St. Leo the Great Parish

Every year the challenge for the St. Mungo Singers is fitting the choir’s own Christmas celebration in while meeting its other obligations. This year, they decided to combine work and pleasure, organising a joint Carol Service on 8th December with the parish choir at St. Leo the Great parish, where they are based. This would also be recorded for use on RadioAlba and it would be followed by a Christmas celebration in the parish hall.

The service was a beautiful mix of the old and the new, the traditional (and well-known) and the contemporary (and perhaps less familiar). The choirs were joined by instrumentalists, family and friends, and parishioners. Before the service began, the St. Mungo Singers sang the joyful carol “Resonet in Laudibus”, then candles were lit, as the congregation sang James Quinn’s beautiful “O Light from Light” and the Christmas Introit.

Frank Docherty’s lovely setting of the Prologue of St. John’s Gospel, which followed, reminded us of the eternal truths and the purpose of the Incarnation, and the UN hymn for the World Day of Peace turned our thoughts to the birth of the Prince of Peace and the crying need for peace in our world today. We prayed for Bethlehem (as parishioners of St. Leo’s do every day at Mass as they light the candle in their Dove of Peace) and we sang “O Little Town of Bethlehem”.

The fact and purpose of the Incarnation was celebrated again in the singing, by cantor and choirs, of Ken Jones’ “He became as a man” which is based on St. Paul’s Canticle in the Letter to the Philippians. Then the much loved carols “Silent Night” and “Hark the Herald Angels Sing” gave everyone an opportunity to get into the spirit of things.
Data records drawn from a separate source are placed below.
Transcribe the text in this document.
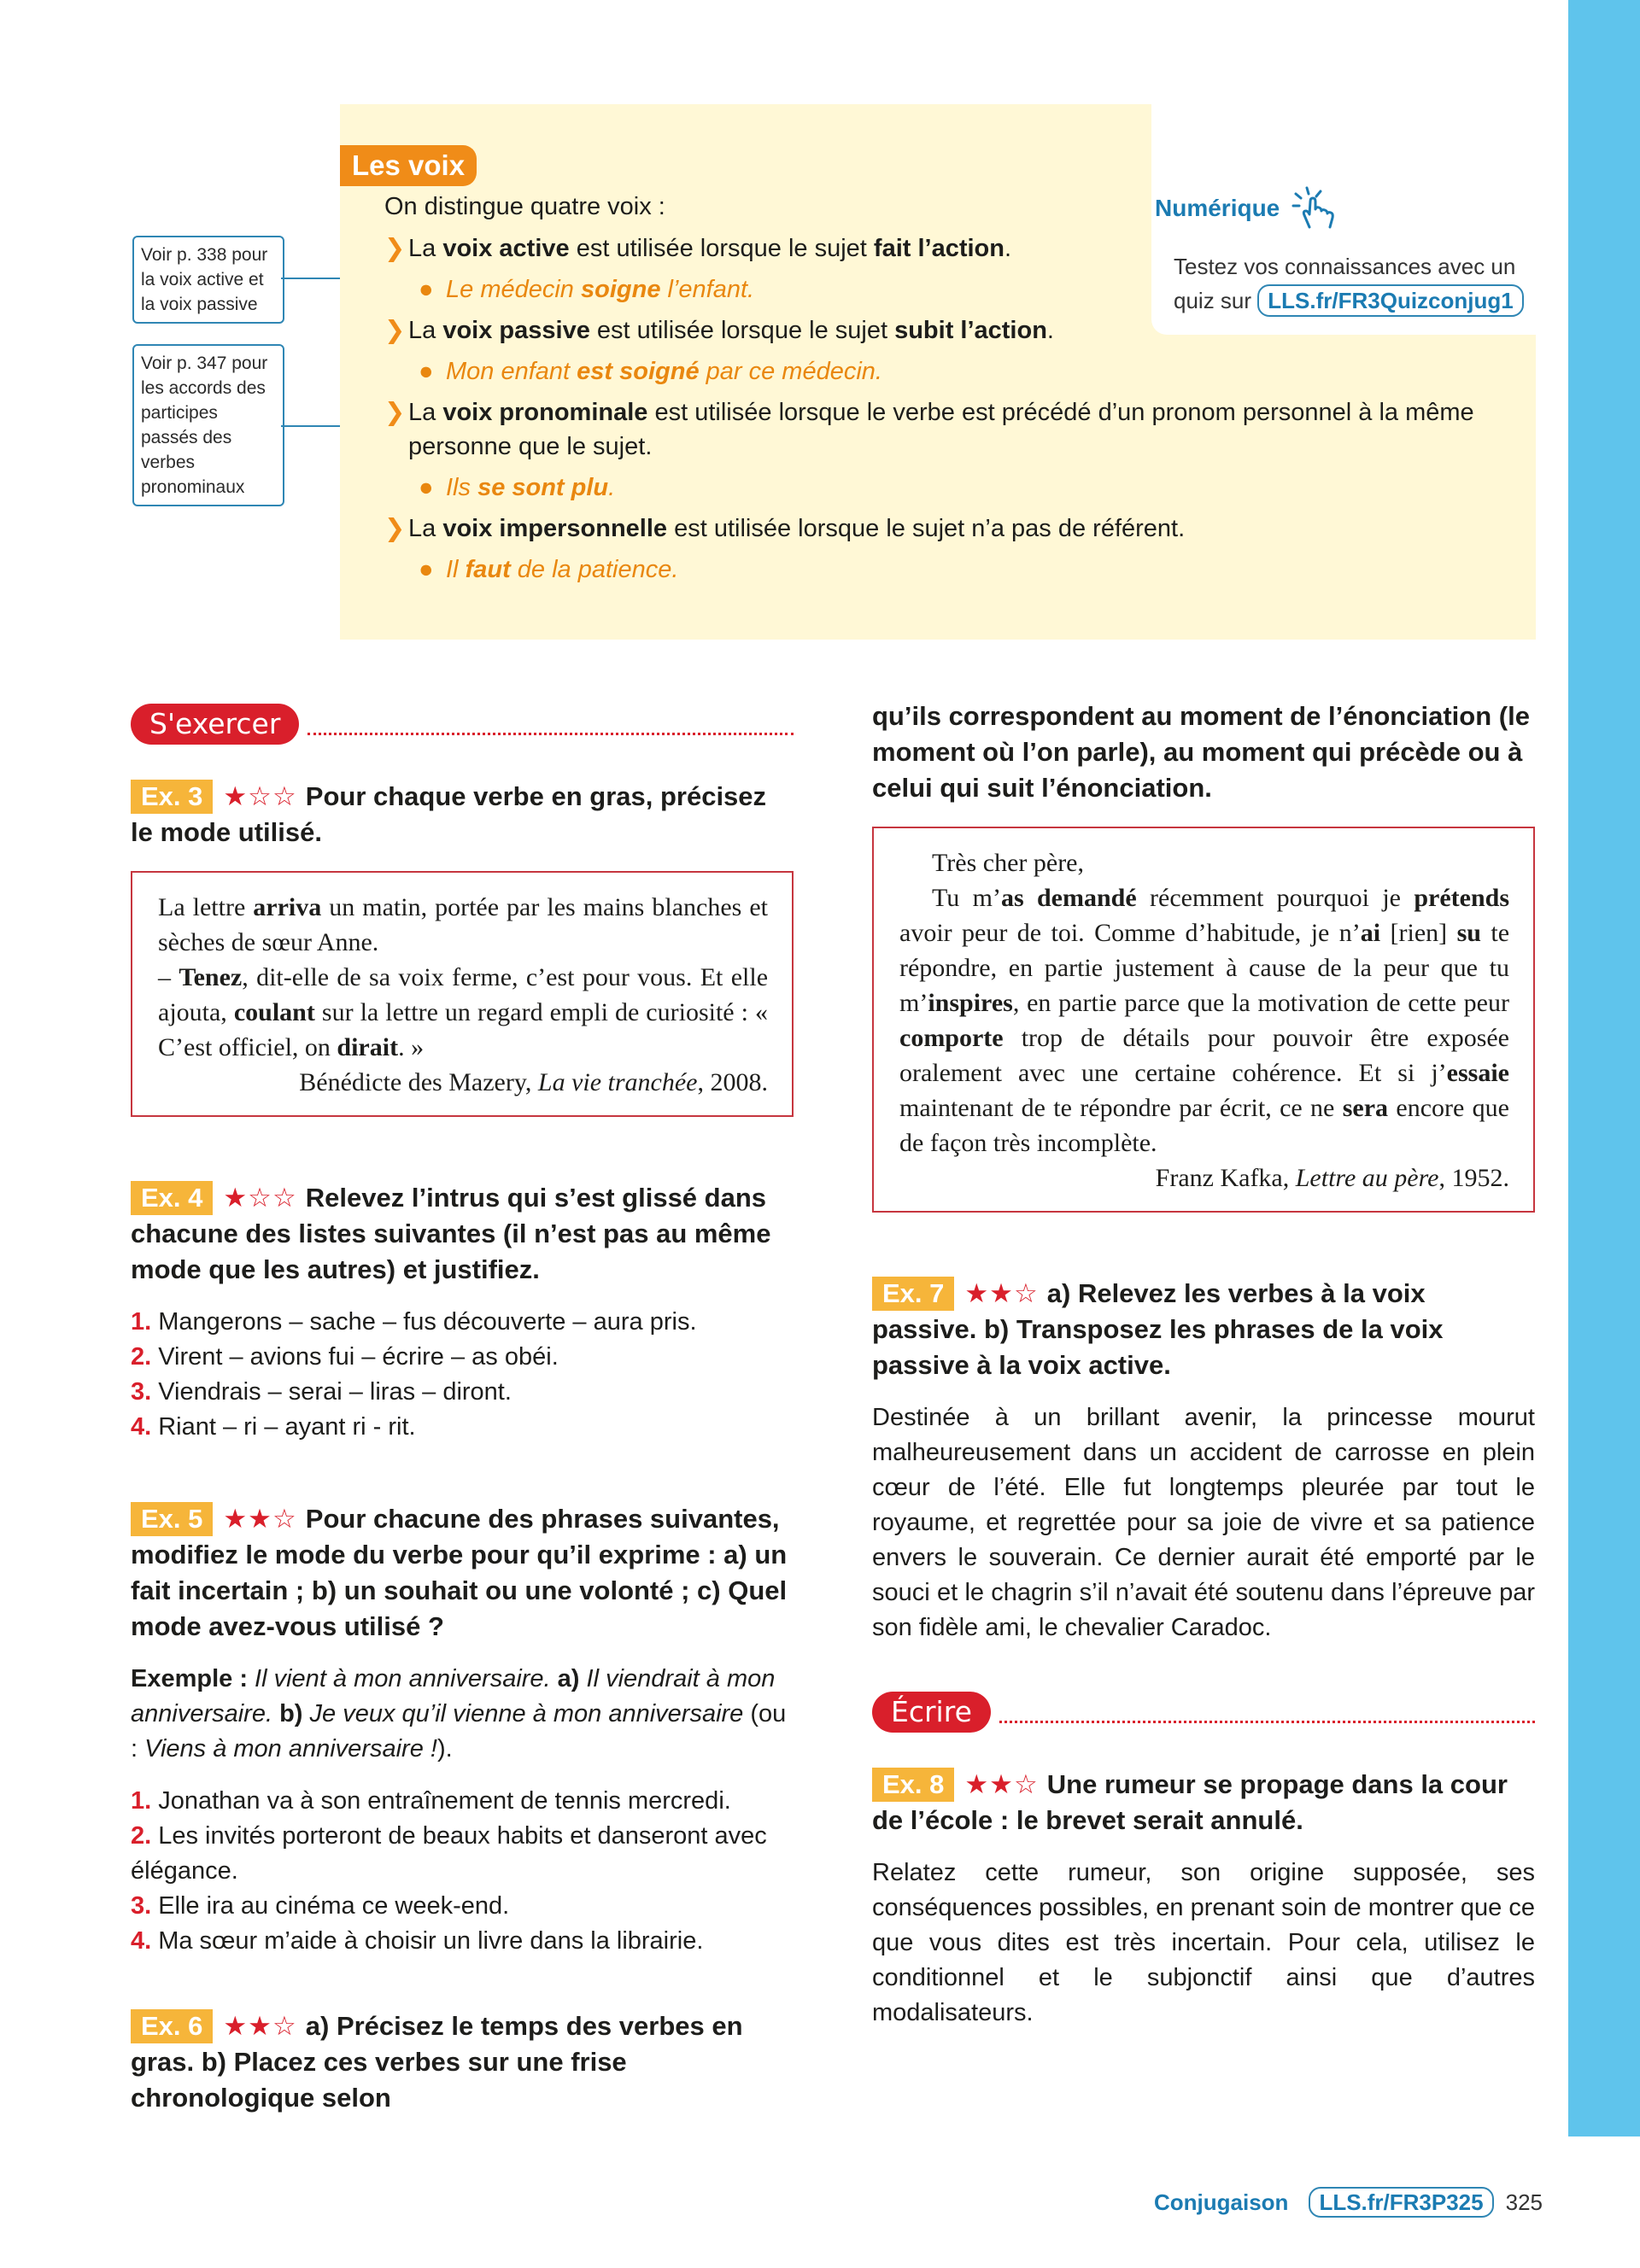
Voir p. 338 pour la voix active et la voix passive
Voir p. 347 pour les accords des participes passés des verbes pronominaux
Numérique
Testez vos connaissances avec un quiz sur LLS.fr/FR3Quizconjug1
Les voix
On distingue quatre voix :
❯ La voix active est utilisée lorsque le sujet fait l’action.
● Le médecin soigne l’enfant.
❯ La voix passive est utilisée lorsque le sujet subit l’action.
● Mon enfant est soigné par ce médecin.
❯ La voix pronominale est utilisée lorsque le verbe est précédé d’un pronom personnel à la même personne que le sujet.
● Ils se sont plu.
❯ La voix impersonnelle est utilisée lorsque le sujet n’a pas de référent.
● Il faut de la patience.
S'exercer
Ex. 3 ★☆☆ Pour chaque verbe en gras, précisez le mode utilisé.

La lettre arriva un matin, portée par les mains blanches et sèches de sœur Anne.

– Tenez, dit-elle de sa voix ferme, c’est pour vous. Et elle ajouta, coulant sur la lettre un regard empli de curiosité : « C’est officiel, on dirait. »

Bénédicte des Mazery, La vie tranchée, 2008.

Ex. 4 ★☆☆ Relevez l’intrus qui s’est glissé dans chacune des listes suivantes (il n’est pas au même mode que les autres) et justifiez.
1. Mangerons – sache – fus découverte – aura pris.
2. Virent – avions fui – écrire – as obéi.
3. Viendrais – serai – liras – diront.
4. Riant – ri – ayant ri - rit.
Ex. 5 ★★☆ Pour chacune des phrases suivantes, modifiez le mode du verbe pour qu’il exprime : a) un fait incertain ; b) un souhait ou une volonté ; c) Quel mode avez-vous utilisé ?
Exemple : Il vient à mon anniversaire. a) Il viendrait à mon anniversaire. b) Je veux qu’il vienne à mon anniversaire (ou : Viens à mon anniversaire !).
1. Jonathan va à son entraînement de tennis mercredi.
2. Les invités porteront de beaux habits et danseront avec élégance.
3. Elle ira au cinéma ce week-end.
4. Ma sœur m’aide à choisir un livre dans la librairie.
Ex. 6 ★★☆ a) Précisez le temps des verbes en gras. b) Placez ces verbes sur une frise chronologique selon
qu’ils correspondent au moment de l’énonciation (le moment où l’on parle), au moment qui précède ou à celui qui suit l’énonciation.

Très cher père,

Tu m’as demandé récemment pourquoi je prétends avoir peur de toi. Comme d’habitude, je n’ai [rien] su te répondre, en partie justement à cause de la peur que tu m’inspires, en partie parce que la motivation de cette peur comporte trop de détails pour pouvoir être exposée oralement avec une certaine cohérence. Et si j’essaie maintenant de te répondre par écrit, ce ne sera encore que de façon très incomplète.

Franz Kafka, Lettre au père, 1952.

Ex. 7 ★★☆ a) Relevez les verbes à la voix passive. b) Transposez les phrases de la voix passive à la voix active.
Destinée à un brillant avenir, la princesse mourut malheureusement dans un accident de carrosse en plein cœur de l’été. Elle fut longtemps pleurée par tout le royaume, et regrettée pour sa joie de vivre et sa patience envers le souverain. Ce dernier aurait été emporté par le souci et le chagrin s’il n’avait été soutenu dans l’épreuve par son fidèle ami, le chevalier Caradoc.
Écrire
Ex. 8 ★★☆ Une rumeur se propage dans la cour de l’école : le brevet serait annulé.
Relatez cette rumeur, son origine supposée, ses conséquences possibles, en prenant soin de montrer que ce que vous dites est très incertain. Pour cela, utilisez le conditionnel et le subjonctif ainsi que d’autres modalisateurs.
Conjugaison	LLS.fr/FR3P325	325
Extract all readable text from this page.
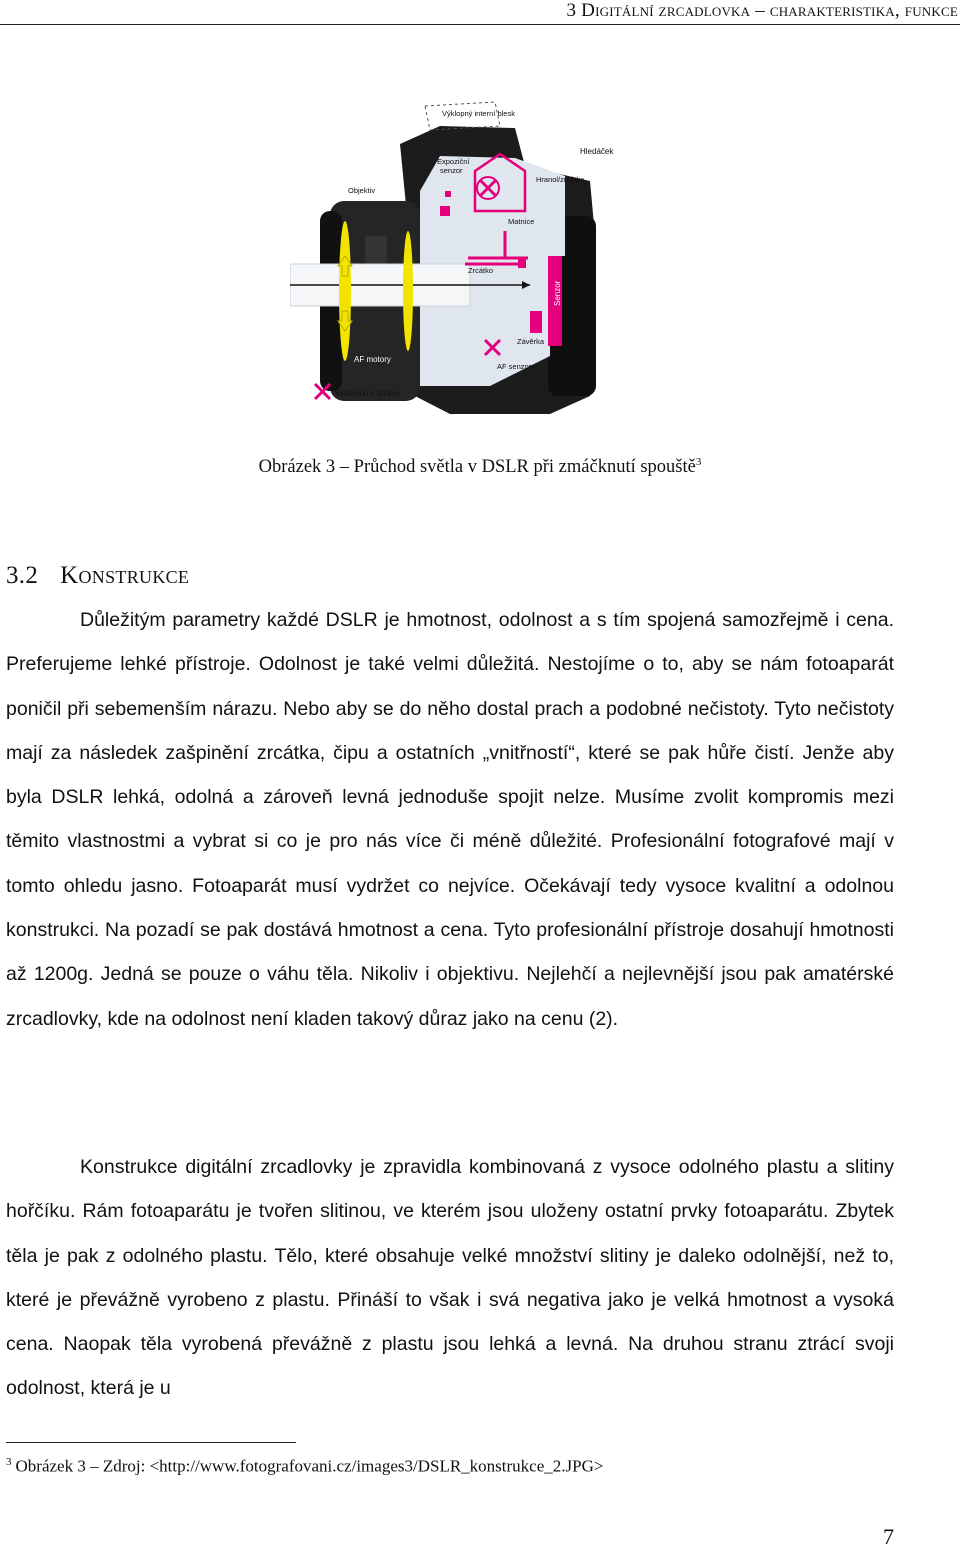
3 Digitální zrcadlovka – charakteristika, funkce
Výklopný interní blesk
Hledáček
Expoziční
senzor
Objektiv
Hranol/zrcátka
Matnice
Zrcátko
Senzor
Závěrka
AF senzory
AF motory
Vyřazeno z funkce
Obrázek 3 – Průchod světla v DSLR při zmáčknutí spouště$^3$
3.2 Konstrukce

Důležitým parametry každé DSLR je hmotnost, odolnost a s tím spojená samozřejmě i cena. Preferujeme lehké přístroje. Odolnost je také velmi důležitá. Nestojíme o to, aby se nám fotoaparát poničil při sebemenším nárazu. Nebo aby se do něho dostal prach a podobné nečistoty. Tyto nečistoty mají za následek zašpinění zrcátka, čipu a ostatních „vnitřností“, které se pak hůře čistí. Jenže aby byla DSLR lehká, odolná a zároveň levná jednoduše spojit nelze. Musíme zvolit kompromis mezi těmito vlastnostmi a vybrat si co je pro nás více či méně důležité. Profesionální fotografové mají v tomto ohledu jasno. Fotoaparát musí vydržet co nejvíce. Očekávají tedy vysoce kvalitní a odolnou konstrukci. Na pozadí se pak dostává hmotnost a cena. Tyto profesionální přístroje dosahují hmotnosti až 1200g. Jedná se pouze o váhu těla. Nikoliv i objektivu. Nejlehčí a nejlevnější jsou pak amatérské zrcadlovky, kde na odolnost není kladen takový důraz jako na cenu (2).

Konstrukce digitální zrcadlovky je zpravidla kombinovaná z vysoce odolného plastu a slitiny hořčíku. Rám fotoaparátu je tvořen slitinou, ve kterém jsou uloženy ostatní prvky fotoaparátu. Zbytek těla je pak z odolného plastu. Tělo, které obsahuje velké množství slitiny je daleko odolnější, než to, které je převážně vyrobeno z plastu. Přináší to však i svá negativa jako je velká hmotnost a vysoká cena. Naopak těla vyrobená převážně z plastu jsou lehká a levná. Na druhou stranu ztrácí svoji odolnost, která je u

$^3$ Obrázek 3 – Zdroj: <http://www.fotografovani.cz/images3/DSLR_konstrukce_2.JPG>
7
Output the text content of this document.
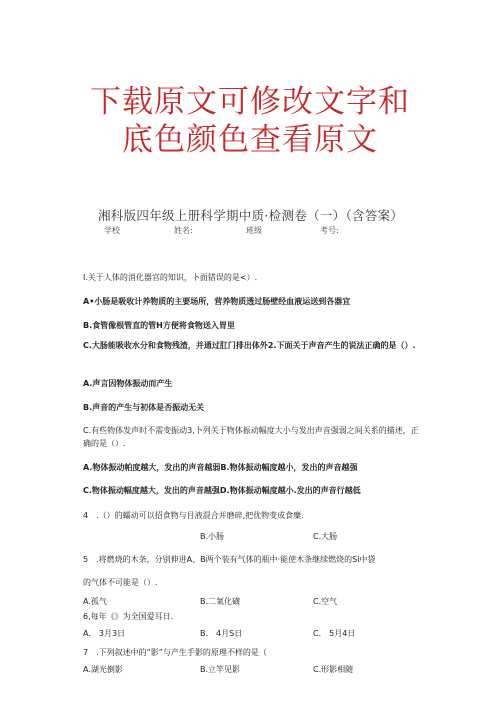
下载原文可修改文字和
底色颜色查看原文
湘科版四年级上册科学期中质·检测卷（一）（含答案）
学校	姓名:	班级	考号:
I.关于人体的消化器官的知识，卜面错误的是<）.
A•小肠是吸收计养物质的主要场所，营养物质透过肠壁经血液运送到各器宜
B.食管像根管直的管H方便将食物送入胃里
C.大肠能吸收水分和食物残渣，并通过肛门排出体外2.下面关于声音产生的说法正确的是（）.
A.声言因物体振动而产生
B.声音的产生与初体是否振动无关
C.有些物体发声时不需变振动3,卜列关于物体振动幅度大小与发出声音强弱之间关系的描述，正确的是（）.
A.物体振动帕度越大，发出的声音越弱B.物体振动幅度越小，发出的声音越强
C.物体振动幅度越大，发出的声音越强D.物体振动幅度越小.发出的声音行越低
4　.（）的蠕动可以招食物与目液混合并磨碎,把优物变成食糜.
B.小肠	C.大肠
5　.将燃烧的木条，分别伸进A、B两个装有气体的瓶中·能使木条继续燃烧的Si中袋
的气体不可能是（）.
A.孤气	B.二氧化磺	C.空气
6,每年《》为全国爱耳日.
A.　3月3日	B.　4月S日	C.　5月4日
7　.下列叙述中的“影”与产生手影的原理不样的是（
A.湖光倒影	B.立竿见影	C.形影相随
The scripture reading was the Christmas Gospel, sung by cantor with choir and congregation responding at the end with the song of the angels “Glory to God in the highest heaven and peace to all who enjoy his favour!”. Then the tempo changed with the gentle “Away in a Manger”, another well-loved favourite. This was followed by the choirs singing Bach’s “Jesu, Joy of Man’s Desiring”.

O Light from Light

O Light from Light

Christmas is a time for remembering, and the final part of the service provided the opportunity to pray for the members of the choirs and the parish who had died, for the victims of the recent Clutha Vaults accident in Glasgow and for Nelson Mandela. The prayers finished with the singing of “How Blest are Those who have Died in the Lord” and the saying of the Lord’s Prayer.

Another Bach favourite “Sheep may Safely Graze” seemed appropriate before the blessing sung by Mgr. Gerry Fitzpatrick, and the service ended with the joyful sound of “O Come all Ye Faithful”.

The St. Mungo Singers certainly celebrate the joy of the Gospel in what they do, as Pope Francis exhorts us to, and after this lovely service, they retired to the church hall to continue their celebrations with food and fellowship.